Most bioinformatics tools can be installed on Unix-like operating systems (Linux, Mac OS X), and can be used in different environments. 

- Terminal of your own computer (Linux, Mac OS X)
- Virtual Machine (e.g. [VirtualBox](https://www.virtualbox.org/), [VWMare](https://www.vmware.com/))
- Containers ([Docker](https://www.docker.com/), [singularity](https://www.sylabs.io/singularity/))
- Terminal of a remote computer (via an `ssh` connection)
- Bureau Virtuel

## Virtual machines

- Components

    - host: can be your own computer (note: also used to deploy services on HPC computers)
    - host operating system (Linux, Mac, Windows)
    - virtual machine (VM) : emulation of an other computer, that runs on the host machine
    - operating system of the VM: Linux, Windows, ...
    - hypervisor (= monitor): software that runs the virtual machines on the host

- Typical applications

    - run a Linux OS on a Windows or Macintosh PC
    - test a software under different operating systems
    - isolate a service from the host system (security, resource segmentation)

- Examples of hypervisors

    - VirtualBox (<https://www.virtualbox.org/>)
    - VWMare (<https://www.vmware.com/>)


## Container-based virtualisation

- Applications run on a shared operating system without requiring a virtual machine


- Advantages

    - modular combination of applications and libraries ("à la carte")
    - less resource-consuming than virtual machines

- Container management software

    - Docker (<https://www.docker.com/>)
    - singularity (<https://www.sylabs.io/singularity/>)

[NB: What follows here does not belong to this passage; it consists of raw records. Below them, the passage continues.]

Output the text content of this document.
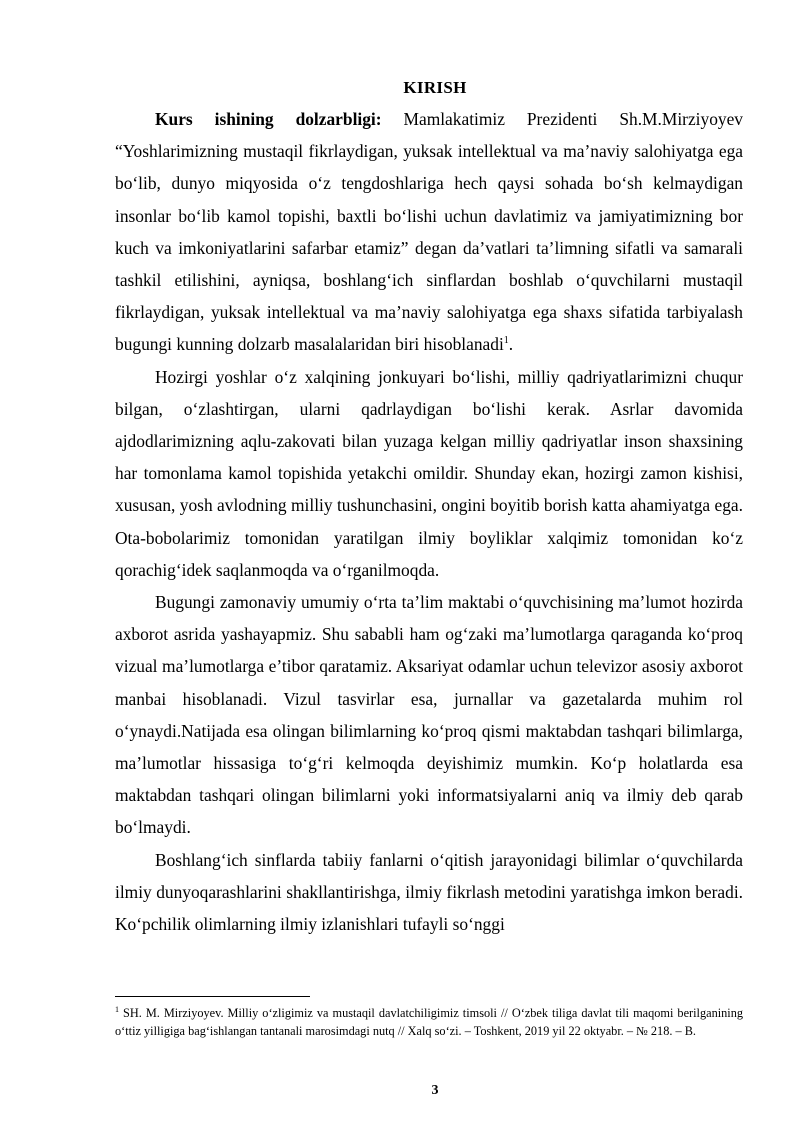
KIRISH

Kurs ishining dolzarbligi: Mamlakatimiz Prezidenti Sh.M.Mirziyoyev “Yoshlarimizning mustaqil fikrlaydigan, yuksak intellektual va ma’naviy salohiyatga ega bo‘lib, dunyo miqyosida o‘z tengdoshlariga hech qaysi sohada bo‘sh kelmaydigan insonlar bo‘lib kamol topishi, baxtli bo‘lishi uchun davlatimiz va jamiyatimizning bor kuch va imkoniyatlarini safarbar etamiz” degan da’vatlari ta’limning sifatli va samarali tashkil etilishini, ayniqsa, boshlang‘ich sinflardan boshlab o‘quvchilarni mustaqil fikrlaydigan, yuksak intellektual va ma’naviy salohiyatga ega shaxs sifatida tarbiyalash bugungi kunning dolzarb masalalaridan biri hisoblanadi$^1$.

Hozirgi yoshlar o‘z xalqining jonkuyari bo‘lishi, milliy qadriyatlarimizni chuqur bilgan, o‘zlashtirgan, ularni qadrlaydigan bo‘lishi kerak. Asrlar davomida ajdodlarimizning aqlu-zakovati bilan yuzaga kelgan milliy qadriyatlar inson shaxsining har tomonlama kamol topishida yetakchi omildir. Shunday ekan, hozirgi zamon kishisi, xususan, yosh avlodning milliy tushunchasini, ongini boyitib borish katta ahamiyatga ega. Ota-bobolarimiz tomonidan yaratilgan ilmiy boyliklar xalqimiz tomonidan ko‘z qorachig‘idek saqlanmoqda va o‘rganilmoqda.

Bugungi zamonaviy umumiy o‘rta ta’lim maktabi o‘quvchisining ma’lumot hozirda axborot asrida yashayapmiz. Shu sababli ham og‘zaki ma’lumotlarga qaraganda ko‘proq vizual ma’lumotlarga e’tibor qaratamiz. Aksariyat odamlar uchun televizor asosiy axborot manbai hisoblanadi. Vizul tasvirlar esa, jurnallar va gazetalarda muhim rol o‘ynaydi.Natijada esa olingan bilimlarning ko‘proq qismi maktabdan tashqari bilimlarga, ma’lumotlar hissasiga to‘g‘ri kelmoqda deyishimiz mumkin. Ko‘p holatlarda esa maktabdan tashqari olingan bilimlarni yoki informatsiyalarni aniq va ilmiy deb qarab bo‘lmaydi.

Boshlang‘ich sinflarda tabiiy fanlarni o‘qitish jarayonidagi bilimlar o‘quvchilarda ilmiy dunyoqarashlarini shakllantirishga, ilmiy fikrlash metodini yaratishga imkon beradi. Ko‘pchilik olimlarning ilmiy izlanishlari tufayli so‘nggi

$^1$ SH. M. Mirziyoyev. Milliy o‘zligimiz va mustaqil davlatchiligimiz timsoli // O‘zbek tiliga davlat tili maqomi berilganining o‘ttiz yilligiga bag‘ishlangan tantanali marosimdagi nutq // Xalq so‘zi. – Toshkent, 2019 yil 22 oktyabr. – № 218. – B.
3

## Virtual machines versus containers


```{r out.width="90%", fig.cap="**Comparaison of virtualisation solutions.** Right: Virtual Machine; Center: Docker container; right: Singularity container. Source: Greg Kurtzer keynote at HPC Advisory Council 2017 @ Stanford"}
include_graphics("images/vm_vs_container.png")
```


## Installation of software tools in the local operating system

- Advantages

    - Immediate availability of the tools
    - Direct invocation by the native operating system (more efficient)

- Weaknesses

    - Dependences (system libraries, language libraries, other executables)
    - Incompatibilities between dependences of different tools
    - The installation of some tools and libraries requires admin rights
    - OS-dependency of package managers ([package managers](https://en.wikipedia.org/wiki/Package_manager)): apt-get, yum, ports, brew, ...
    - Some applications and libraries are available only on some package managers. 

## Conda packages

- Doc : <https://conda.io/docs/>

- Advantages

    - A multi-platform package manager (Linux, Mac OS X, Windows)
    - All the installations can be done at the user-level (no need to be admin)
    - Community project supported by a large community (computer scientists, statisticians, bioinformaticians, ...) $\rightarrow$ ever-increasing number of supported tools an libraries 
    - Continuous integration $\rightarrow$ very fast response to requests
    - Very precise management of the dependencies and version
    - Seamingless management of uninstallation for no more required software
    - Trying it is adopting it!

- Weaknesses

    - If each used installs each tool and dependencies in her/his own account, this creates redundancy and waste of storage space.

## Computer cluster

A cluster is a set of computers (denotes as **nodes**) that work together and can be seen as a single system. Clusters are generally used to run parallel computing


```{r out.width="60%", fig.cap="**Grappe de serveurs.** En avant-plan: *Homo sapiens* tentant d'établir une interaction physique avec les machines.  Source: <https://en.wikipedia.org/wiki/Parallel_computing>"}
include_graphics("images/600px-IBM_Blue_Gene_P_supercomputer.jpg")
```


## Parallel computing


Parallel computing consists in running simultaneously a series of processes on a computer system. 

Tasks can be distributed on several Computer Processing Units (**CPUs**) of a same computer and/or on several computers (cluster).

The distribution of tasks on nodes and CPUs relies on a **job scheduler**. Users submit jobs (in the form of command lines or scripts) to the scheduler, which manages their execution on the different nodes and CPUs.